The first anatomical study of Einstein's brain was published in 1999, by a team led by Sandra Witelson, a neurobiologist at McMaster University in Hamilton, Canada. Working from Harvey's photographs, which were all that remained of the whole brain, Witelson's team found that Einstein's parietal lobes--which are implicated in mathematical, visual, and spatial cognition--were 15% wider than normal parietal lobes. The team also found other unusual features in the parietal region, although some of these were questioned by other researchers at the time. One parameter that did not explain Einstein's mental prowess, however, was the size of his brain: At 1230 grams, it fell at the low end of average for modern humans.

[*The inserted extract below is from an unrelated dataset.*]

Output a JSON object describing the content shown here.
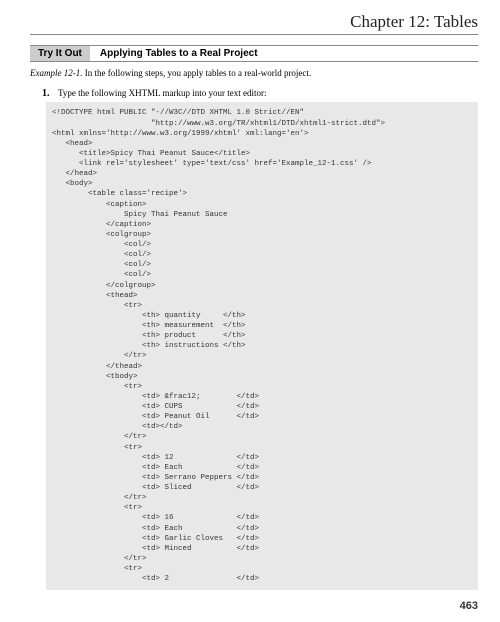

Now Dean Falk, an anthropologist at Florida State University in Tallahassee, has taken another crack at the brain. Working from the same photographs and comparing Einstein's brain with a set of 25 previously published photographs and measurements of brains from cadavers, Falk claims to have identified a number of previously unrecognized unusual features in Einstein's brain. They include a pronounced knoblike structure in the part of the motor cortex that controls the left hand; in other studies, similar "knobs" have been associated with musical ability. (Einstein had played the violin avidly since childhood.)
Like Witelson's team, Falk found that Einstein's parietal lobes were larger; comparing the photographs of Einstein's brain with a second previously published set of 58 control brains, Falk also identified a very rare pattern of grooves and ridges in the parietal regions of both sides of the brain that she speculates might somehow be related to Einstein's superior ability to conceptualize physics problems. Indeed, during his lifetime, Einstein often claimed that he thought in images and sensations rather than in words. Einstein's talent as "a synthetic thinker" may have arisen from the unusual anatomy of his parietal cortex, Falk concludes in her report in press in Frontiers in Evolutionary Neuroscience.
Yet Falk concedes that her interpretation is still hypothetical. Marc Bangert, a neuropsychologist at the Max Planck Institute for Human Cognitive and Brain Sciences in Leipzig, Germany, seconds that reservation, saying, "It is very speculative, but this is what one has to deal with given the data available, some old photographs." Frederick Lepore, a neurologist at Robert Wood Johnson University Hospital in New Brunswick, New Jersey, says that Falk appears to have accurately identified a number of new features in the physicist's brain, and he finds the correlation between the motor cortex "knob" and Einstein's violin training to be "persuasive and intriguing." Nevertheless, Lepore says, he is "uneasy" with the suggestion that Einstein was a "parietal genius" who thought strictly in images and sensations, citing among other evidence his superior school grades in Latin and the sciences and mediocre marks in art and geography.